Seribu Soal Pulau Seribu (1)

By , Jumat, 20 Desember 2013 | 11:42 WIB

Kapal cepat bertenaga 160 daya kuda itu berhenti di tengah alun-alun gelombang Laut Jawa yang tak terlalu bersahabat. Satu jam setelah meninggalkan dermaga di Marina Ancol di utara Jakarta, sampah plastik membelit baling-balingnya. Butuh waktu beberapa menit untuk melepaskan lilitan sampah-sampah itu, sebelum baling-baling kapal yang membawa saya dan Sumarto, Kepala Taman Nasional Laut Kepulauan Seribu, berputar dengan normal kembali.

Sejak beberapa tahun terakhir, sampah mulai mengganggu berbagai kapal penumpang ke Kepulauan Seribu. Beberapa pengemudi kapal cepat di jalur tersebut mengaku, kerap mengalami kesulitan dengan sampah-sampah yang mengambang dan tak terlihat dari jendela kemudi. Setiap hari sekitar 2.000 ton sampah Jakarta, mengalir ke Laut Jawa, melalui tiga belas sungai yang bermuara di Teluk Jakarta.

Sampah-sampah itu semakin dalam masuk ke wilayah Taman Nasional Laut Kepulauan Seribu karena pengaruh angin. “Saya khawatir tahun ini sampah akan mencapai Pulau Pramuka yang menjadi batas terluar taman nasional,” kata Sumarto.
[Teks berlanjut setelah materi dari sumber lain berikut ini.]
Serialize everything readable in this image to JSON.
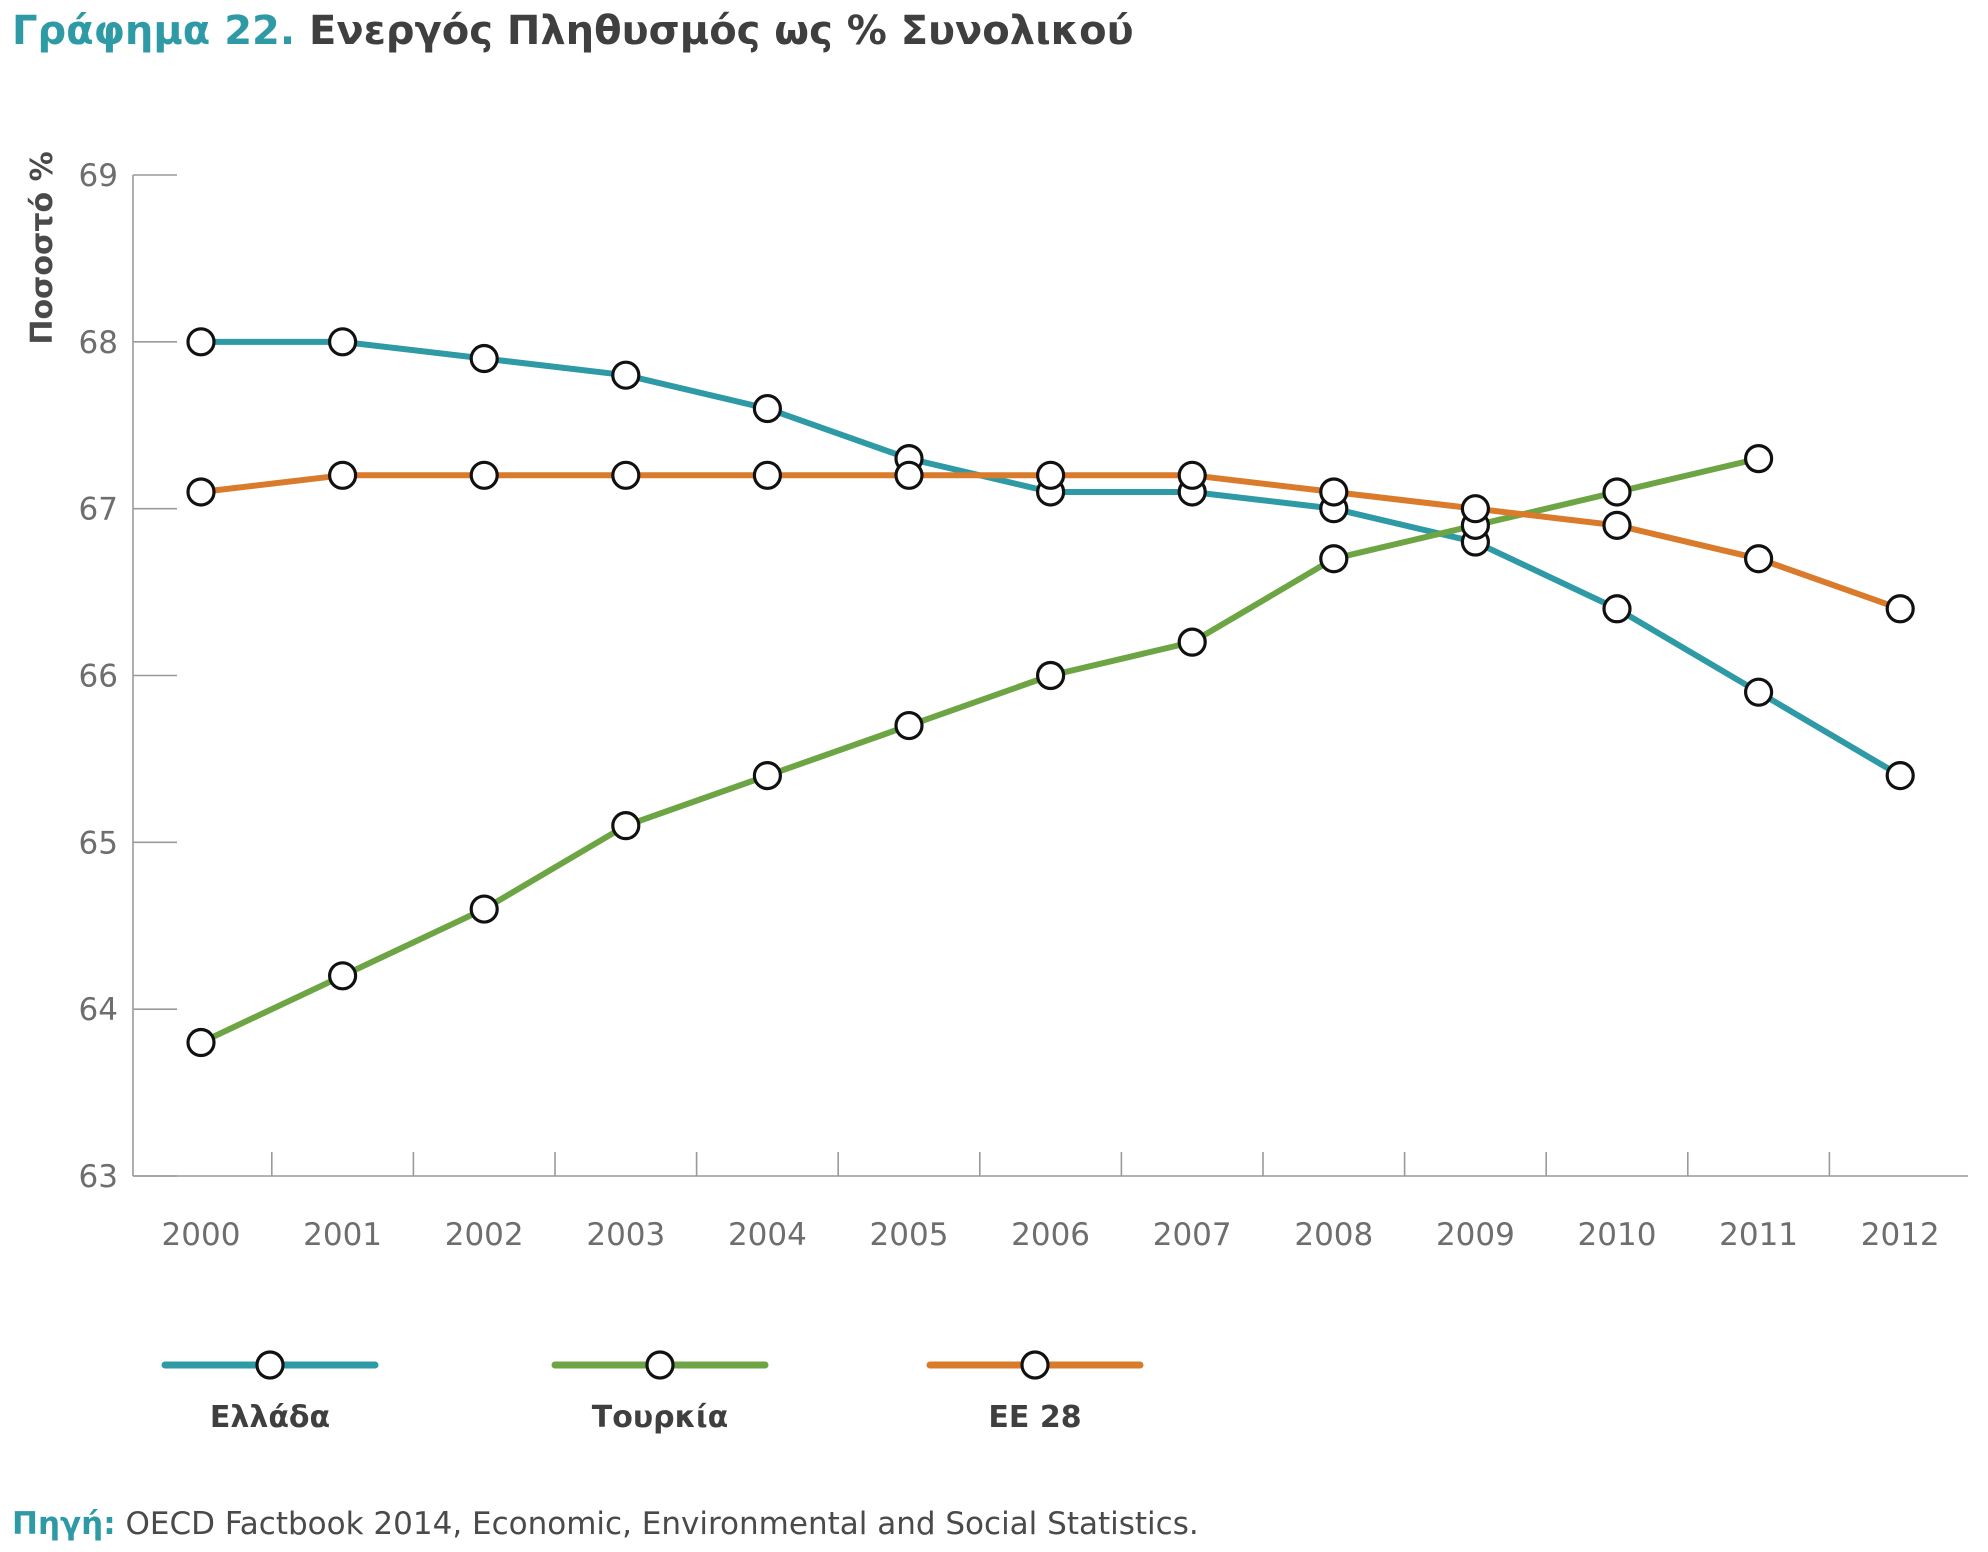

Pulau Pramuka yang disebutnya hanya satu setengah jam perjalanan laut dari Jakarta.

Andai ramalannya benar, sampah-sampah itu akan semakin sulit dibersihkan dan membutuhkan ongkos yang tak sedikit, karena perairannya luas, dan cuaca yang berubah-ubah. Bila tak dibersihkan, sebagian sampah plastik atau kaleng itu akan tenggelam dan merusak kehidupan terumbu karang yang menjadi andalan wisata penyelaman di situ.

Ancaman pencemaran lain adalah tumpahan minyak dari beberapa anjungan minyak lepas pantai yang beroperasi di sekitar Teluk Jakarta. Dua kali minyak mentah tumpah di perairan yang dilindungi itu, tetapi hingga sekarang tidak ada yang diajukan ke pengadilan atau mengganti kerugiaannya.

Sumber pencemar lain, meskipun jauh lebih kecil, adalah ceceran bekas dari kapal-kapal kayu yang biasa disebut ojek, kapal sepanjang 20 meter, satu-satunya kapal kelas ekonomi yang mengantarkan penduduk bolak-balik ke Jakarta. Kapal tersebut jarang mengindahkan keselamatan. Musim hujan awal tahun ini misalnya,  satu kapal tenggelam dan empat orang tewas lantaran kelebihan muatan. Namun kecelakaan itu tak membuat kapal ini kehilangan penumpang.

Karena tidak ada pilihan transportasi murah, ojek ini selalu padat, sekitar 65 orang dalam satu kapal, kadang-kadang ditambah sepeda motor, berpeti-peti telur, beras dan kebutuhan pokok sehari-hari lainnya. Sesekali kondektur kapal memompa keluar air laut keluar bersama dengan cairan minyak bekas yang mengapung di atas air laut, dan mengganggu kehidupan biota laut dan terumbu karang.

Letaknya yang dekat denga kota megapolitan Jakarta menyebabkan TNLKS mendapatkan ancaman paling serius di antara taman nasional lain di Indonesia. Selain sampah perkotaan yang memacetkan baling-baling kapal kami tadi dan pencemaran minyak, daya tarik Kepulauan Seribu juga mengancam dirinya sendiri. Peningkatan jumlah wisatawan pasti membawa dampak. Jumlah perahu hilir mudik juga punya akibat. Semetara pertambahan jumlah penduduk di beberapa pulau yang mencapai 3,5 persen per tahun menghantui, memberikan tekanan besar kepada lingkungan di sana.